Given her riparian name, it is perhaps surprising that Dee Dee Bridgewater identifies most strongly with soils. The title of her 2007 documentary is given as either
Red Earth or
Motherland, the former being much more fully descriptive of the journey she describes.
On one level,
Red Earth (for which there is no listing on
her IMDb page) is a film about the making of her 2010
album of the same name. On deeper level, though, it is indeed the story of her West Africa homecoming -- a journey that brings her as close as she can get to her motherland. The cruel vagaries of the Middle Passage and the arbitrary dissection of the African continent mean that Mali is not exactly her home "country," but rather a country in the land of her foremothers and forefathers.

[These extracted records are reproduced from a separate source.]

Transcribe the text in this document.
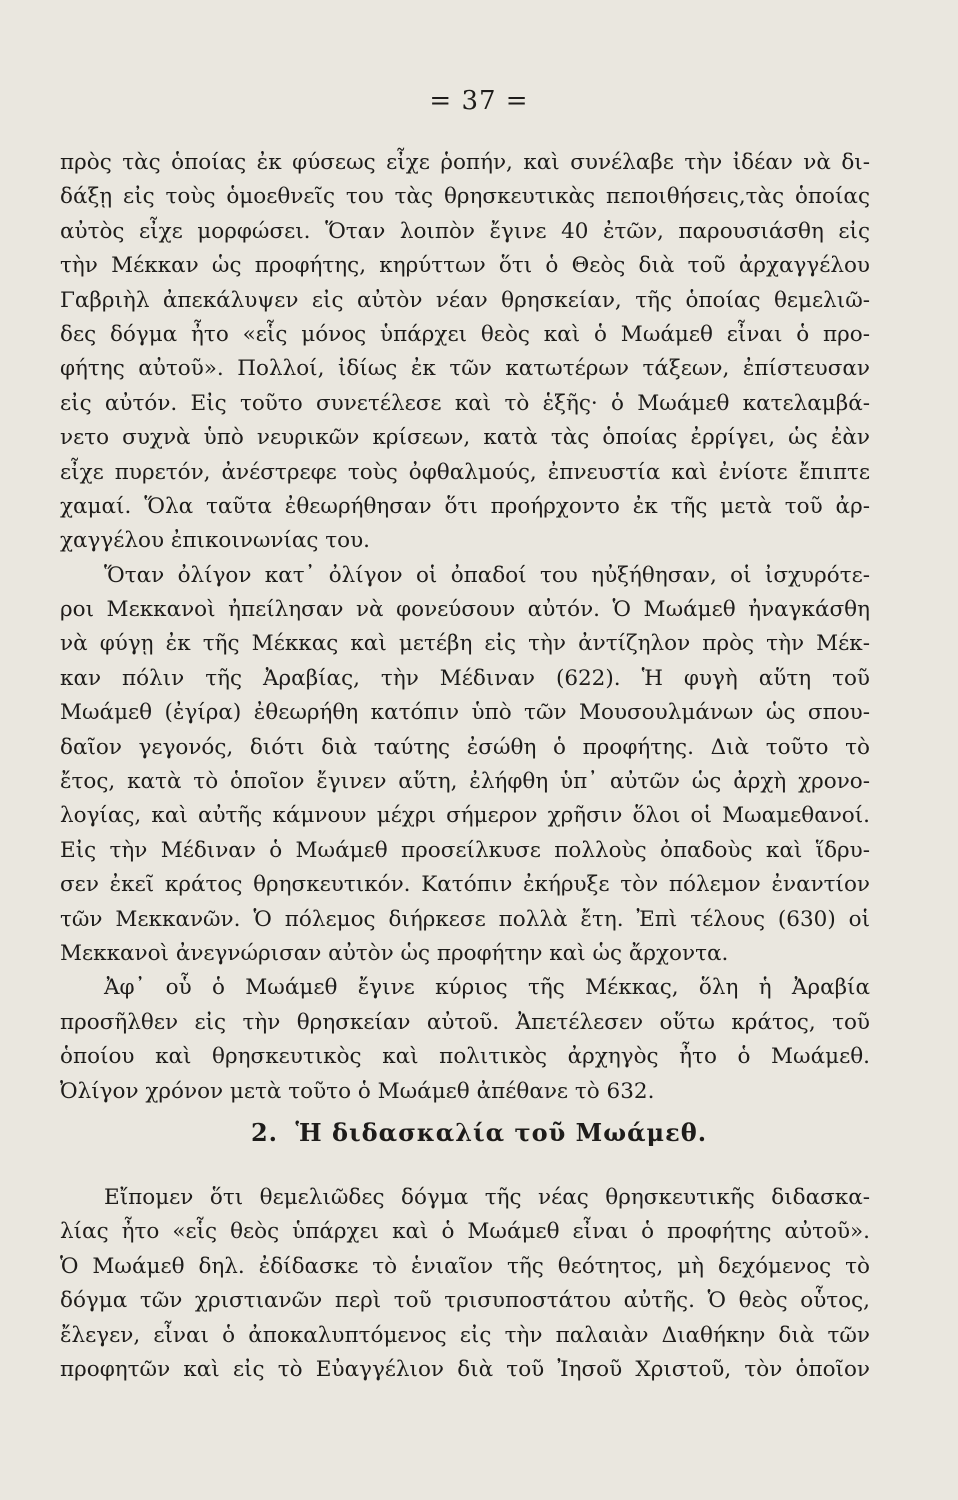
= 37 =
πρὸς τὰς ὁποίας ἐκ φύσεως εἶχε ῥοπήν, καὶ συνέλαβε τὴν ἰδέαν νὰ δι-
δάξῃ εἰς τοὺς ὁμοεθνεῖς του τὰς θρησκευτικὰς πεποιθήσεις,τὰς ὁποίας
αὐτὸς εἶχε μορφώσει. Ὅταν λοιπὸν ἔγινε 40 ἐτῶν, παρουσιάσθη εἰς
τὴν Μέκκαν ὡς προφήτης, κηρύττων ὅτι ὁ Θεὸς διὰ τοῦ ἀρχαγγέλου
Γαβριὴλ ἀπεκάλυψεν εἰς αὐτὸν νέαν θρησκείαν, τῆς ὁποίας θεμελιῶ-
δες δόγμα ἦτο «εἷς μόνος ὑπάρχει θεὸς καὶ ὁ Μωάμεθ εἶναι ὁ προ-
φήτης αὐτοῦ». Πολλοί, ἰδίως ἐκ τῶν κατωτέρων τάξεων, ἐπίστευσαν
εἰς αὐτόν. Εἰς τοῦτο συνετέλεσε καὶ τὸ ἑξῆς· ὁ Μωάμεθ κατελαμβά-
νετο συχνὰ ὑπὸ νευρικῶν κρίσεων, κατὰ τὰς ὁποίας ἐρρίγει, ὡς ἐὰν
εἶχε πυρετόν, ἀνέστρεφε τοὺς ὀφθαλμούς, ἐπνευστία καὶ ἐνίοτε ἔπιπτε
χαμαί. Ὅλα ταῦτα ἐθεωρήθησαν ὅτι προήρχοντο ἐκ τῆς μετὰ τοῦ ἀρ-
χαγγέλου ἐπικοινωνίας του.
Ὅταν ὀλίγον κατ᾽ ὀλίγον οἱ ὀπαδοί του ηὐξήθησαν, οἱ ἰσχυρότε-
ροι Μεκκανοὶ ἠπείλησαν νὰ φονεύσουν αὐτόν. Ὁ Μωάμεθ ἠναγκάσθη
νὰ φύγῃ ἐκ τῆς Μέκκας καὶ μετέβη εἰς τὴν ἀντίζηλον πρὸς τὴν Μέκ-
καν πόλιν τῆς Ἀραβίας, τὴν Μέδιναν (622). Ἡ φυγὴ αὕτη τοῦ
Μωάμεθ (ἐγίρα) ἐθεωρήθη κατόπιν ὑπὸ τῶν Μουσουλμάνων ὡς σπου-
δαῖον γεγονός, διότι διὰ ταύτης ἐσώθη ὁ προφήτης. Διὰ τοῦτο τὸ
ἔτος, κατὰ τὸ ὁποῖον ἔγινεν αὕτη, ἐλήφθη ὑπ᾽ αὐτῶν ὡς ἀρχὴ χρονο-
λογίας, καὶ αὐτῆς κάμνουν μέχρι σήμερον χρῆσιν ὅλοι οἱ Μωαμεθανοί.
Εἰς τὴν Μέδιναν ὁ Μωάμεθ προσείλκυσε πολλοὺς ὀπαδοὺς καὶ ἵδρυ-
σεν ἐκεῖ κράτος θρησκευτικόν. Κατόπιν ἐκήρυξε τὸν πόλεμον ἐναντίον
τῶν Μεκκανῶν. Ὁ πόλεμος διήρκεσε πολλὰ ἔτη. Ἐπὶ τέλους (630) οἱ
Μεκκανοὶ ἀνεγνώρισαν αὐτὸν ὡς προφήτην καὶ ὡς ἄρχοντα.
Ἀφ᾽ οὗ ὁ Μωάμεθ ἔγινε κύριος τῆς Μέκκας, ὅλη ἡ Ἀραβία
προσῆλθεν εἰς τὴν θρησκείαν αὐτοῦ. Ἀπετέλεσεν οὕτω κράτος, τοῦ
ὁποίου καὶ θρησκευτικὸς καὶ πολιτικὸς ἀρχηγὸς ἦτο ὁ Μωάμεθ.
Ὀλίγον χρόνον μετὰ τοῦτο ὁ Μωάμεθ ἀπέθανε τὸ 632.
2. Ἡ διδασκαλία τοῦ Μωάμεθ.
Εἴπομεν ὅτι θεμελιῶδες δόγμα τῆς νέας θρησκευτικῆς διδασκα-
λίας ἦτο «εἷς θεὸς ὑπάρχει καὶ ὁ Μωάμεθ εἶναι ὁ προφήτης αὐτοῦ».
Ὁ Μωάμεθ δηλ. ἐδίδασκε τὸ ἑνιαῖον τῆς θεότητος, μὴ δεχόμενος τὸ
δόγμα τῶν χριστιανῶν περὶ τοῦ τρισυποστάτου αὐτῆς. Ὁ θεὸς οὗτος,
ἔλεγεν, εἶναι ὁ ἀποκαλυπτόμενος εἰς τὴν παλαιὰν Διαθήκην διὰ τῶν
προφητῶν καὶ εἰς τὸ Εὐαγγέλιον διὰ τοῦ Ἰησοῦ Χριστοῦ, τὸν ὁποῖον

Mali is a former French colony in West Africa that is landlocked and is currently on the verge of
dividing into two landlocked countries, as occurred last year in Sudan. Bridgewater spent most of her time in Bamako, in the area still held by the government. In early 2012 the entire northeast -- including Tombouctou -- has become an increasingly unstable insurgent state.

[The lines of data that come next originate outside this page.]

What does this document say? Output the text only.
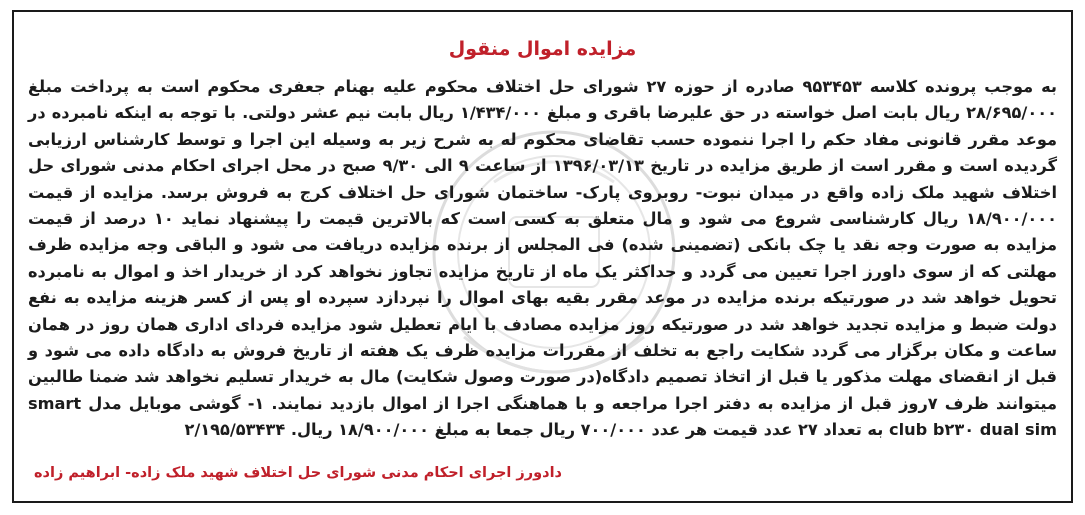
مزایده اموال منقول
به موجب پرونده کلاسه ۹۵۳۴۵۳ صادره از حوزه ۲۷ شورای حل اختلاف محکوم علیه بهنام جعفری محکوم است به پرداخت مبلغ ۲۸/۶۹۵/۰۰۰ ریال بابت اصل خواسته در حق علیرضا باقری و مبلغ ۱/۴۳۴/۰۰۰ ریال بابت نیم عشر دولتی. با توجه به اینکه نامبرده در موعد مقرر قانونی مفاد حکم را اجرا ننموده حسب تقاضای محکوم له به شرح زیر به وسیله این اجرا و توسط کارشناس ارزیابی گردیده است و مقرر است از طریق مزایده در تاریخ ۱۳۹۶/۰۳/۱۳ از ساعت ۹ الی ۹/۳۰ صبح در محل اجرای احکام مدنی شورای حل اختلاف شهید ملک زاده واقع در میدان نبوت- روبروی پارک- ساختمان شورای حل اختلاف کرج به فروش برسد. مزایده از قیمت ۱۸/۹۰۰/۰۰۰ ریال کارشناسی شروع می شود و مال متعلق به کسی است که بالاترین قیمت را پیشنهاد نماید ۱۰ درصد از قیمت مزایده به صورت وجه نقد یا چک بانکی (تضمینی شده) فی المجلس از برنده مزایده دریافت می شود و الباقی وجه مزایده ظرف مهلتی که از سوی داورز اجرا تعیین می گردد و حداکثر یک ماه از تاریخ مزایده تجاوز نخواهد کرد از خریدار اخذ و اموال به نامبرده تحویل خواهد شد در صورتیکه برنده مزایده در موعد مقرر بقیه بهای اموال را نپردازد سپرده او پس از کسر هزینه مزایده به نفع دولت ضبط و مزایده تجدید خواهد شد در صورتیکه روز مزایده مصادف با ایام تعطیل شود مزایده فردای اداری همان روز در همان ساعت و مکان برگزار می گردد شکایت راجع به تخلف از مقررات مزایده ظرف یک هفته از تاریخ فروش به دادگاه داده می شود و قبل از انقضای مهلت مذکور یا قبل از اتخاذ تصمیم دادگاه(در صورت وصول شکایت) مال به خریدار تسلیم نخواهد شد ضمنا طالبین میتوانند ظرف ۷روز قبل از مزایده به دفتر اجرا مراجعه و با هماهنگی اجرا از اموال بازدید نمایند. ۱- گوشی موبایل مدل smart club b۲۳۰ dual sim به تعداد ۲۷ عدد قیمت هر عدد ۷۰۰/۰۰۰ ریال جمعا به مبلغ ۱۸/۹۰۰/۰۰۰ ریال. ۲/۱۹۵/۵۳۴۳۴
دادورز اجرای احکام مدنی شورای حل اختلاف شهید ملک زاده- ابراهیم زاده
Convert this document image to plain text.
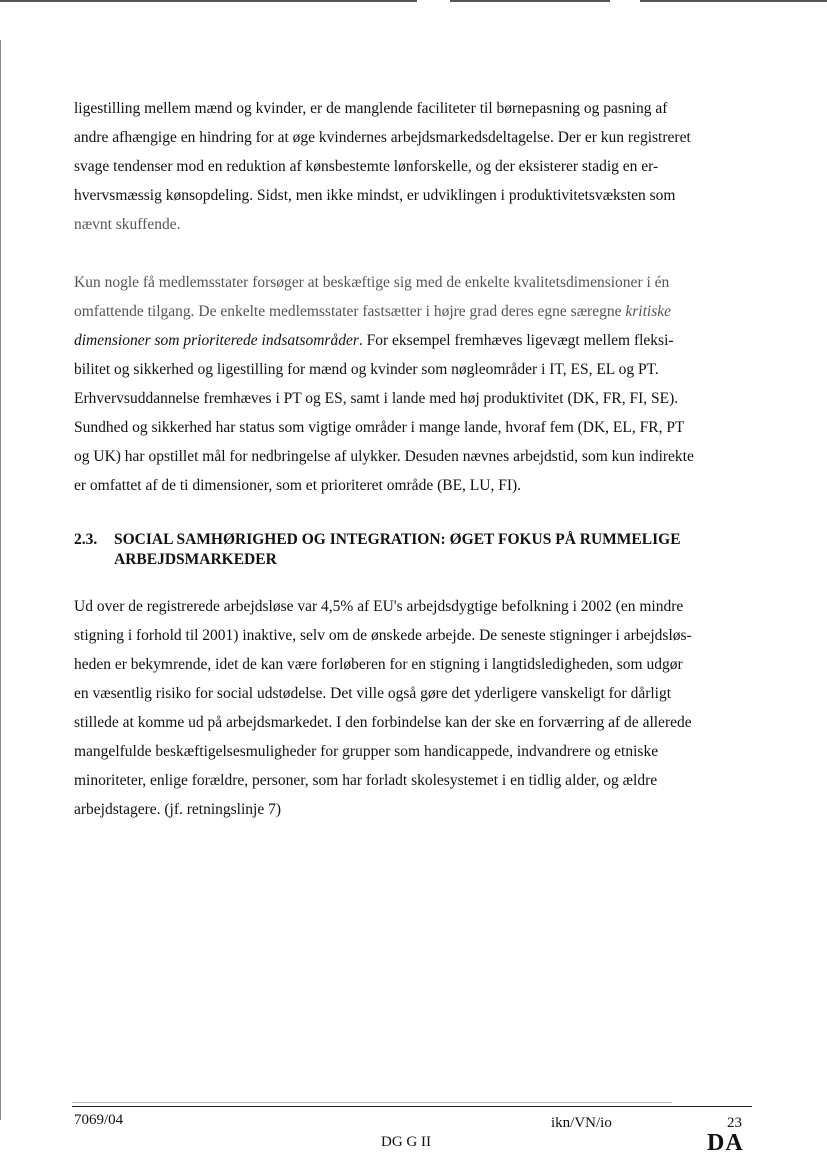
ligestilling mellem mænd og kvinder, er de manglende faciliteter til børnepasning og pasning af
andre afhængige en hindring for at øge kvindernes arbejdsmarkedsdeltagelse. Der er kun registreret
svage tendenser mod en reduktion af kønsbestemte lønforskelle, og der eksisterer stadig en er-
hvervsmæssig kønsopdeling. Sidst, men ikke mindst, er udviklingen i produktivitetsvæksten som
nævnt skuffende.

Kun nogle få medlemsstater forsøger at beskæftige sig med de enkelte kvalitetsdimensioner i én
omfattende tilgang. De enkelte medlemsstater fastsætter i højre grad deres egne særegne kritiske
dimensioner som prioriterede indsatsområder. For eksempel fremhæves ligevægt mellem fleksi-
bilitet og sikkerhed og ligestilling for mænd og kvinder som nøgleområder i IT, ES, EL og PT.
Erhvervsuddannelse fremhæves i PT og ES, samt i lande med høj produktivitet (DK, FR, FI, SE).
Sundhed og sikkerhed har status som vigtige områder i mange lande, hvoraf fem (DK, EL, FR, PT
og UK) har opstillet mål for nedbringelse af ulykker. Desuden nævnes arbejdstid, som kun indirekte
er omfattet af de ti dimensioner, som et prioriteret område (BE, LU, FI).

2.3. SOCIAL SAMHØRIGHED OG INTEGRATION: ØGET FOKUS PÅ RUMMELIGE
ARBEJDSMARKEDER

Ud over de registrerede arbejdsløse var 4,5% af EU's arbejdsdygtige befolkning i 2002 (en mindre
stigning i forhold til 2001) inaktive, selv om de ønskede arbejde. De seneste stigninger i arbejdsløs-
heden er bekymrende, idet de kan være forløberen for en stigning i langtidsledigheden, som udgør
en væsentlig risiko for social udstødelse. Det ville også gøre det yderligere vanskeligt for dårligt
stillede at komme ud på arbejdsmarkedet. I den forbindelse kan der ske en forværring af de allerede
mangelfulde beskæftigelsesmuligheder for grupper som handicappede, indvandrere og etniske
minoriteter, enlige forældre, personer, som har forladt skolesystemet i en tidlig alder, og ældre
arbejdstagere. (jf. retningslinje 7)

7069/04	ikn/VN/io	23
DG G II	DA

The term "red earth" refers to the heavily oxidized, clay-rich soils that Bridgewater (who acquired the surname from her first husband) found in both Mali and her home in Memphis. More deeply even than the musical similarities she found, this coincidence convinced her that she had found her root community, and is celebrated throughout the movie. Red soils -- perhaps ultisols in both cases -- are those that have been depleted by eons of leaching; they convey vast depths of time and profound struggle, as does her preferred music, the blues. Bridgewater's musical journey is a metaphor for her personal journey and of the melding of her own experience with that of the place where she has found home. She works alongside her long-time jazz colleagues and new-found Malian musicians to create a new kind of blues, played on traditional instruments of Mali and telling the stories of both lands.

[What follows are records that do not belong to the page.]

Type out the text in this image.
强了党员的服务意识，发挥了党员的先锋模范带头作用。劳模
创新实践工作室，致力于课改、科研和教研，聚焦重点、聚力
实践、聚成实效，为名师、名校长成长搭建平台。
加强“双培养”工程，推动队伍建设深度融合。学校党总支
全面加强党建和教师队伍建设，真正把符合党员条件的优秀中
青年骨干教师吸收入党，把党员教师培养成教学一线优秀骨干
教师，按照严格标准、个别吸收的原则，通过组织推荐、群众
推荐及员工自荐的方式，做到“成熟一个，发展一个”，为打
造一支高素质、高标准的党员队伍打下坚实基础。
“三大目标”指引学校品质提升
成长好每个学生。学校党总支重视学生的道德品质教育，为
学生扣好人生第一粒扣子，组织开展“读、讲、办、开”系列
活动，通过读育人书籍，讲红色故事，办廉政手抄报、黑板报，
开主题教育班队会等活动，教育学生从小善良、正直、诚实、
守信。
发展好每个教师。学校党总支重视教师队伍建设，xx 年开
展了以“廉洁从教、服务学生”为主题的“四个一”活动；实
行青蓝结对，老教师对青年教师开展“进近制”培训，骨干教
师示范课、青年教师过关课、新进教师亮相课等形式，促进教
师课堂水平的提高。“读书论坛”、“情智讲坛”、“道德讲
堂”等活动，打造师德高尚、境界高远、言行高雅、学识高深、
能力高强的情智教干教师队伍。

One of the most important stories is that of force marriage in Mali. It is still common -- giving Mali the
third-highest rate of juvenile marriage in the world -- but is now illegal and starting to wane, based on the efforts of some of the musicians who came to Bridgewater's project. Because of their preliminary successes, she was convinced of the need to sing their story, though she had been reluctant at first. It is good that she is joining the effort, since the
problem of forced marriage continues to plague the region.
It was interesting to find so much to appreciate in a Bridgewater story that initially has only the coincidence of a name to recommend it. As it turns out, the story resonates with much of what we find in our own community, through our growing
connections in Africa and especially through the education and outreach of
Khakatay, our West African drumming ensemble.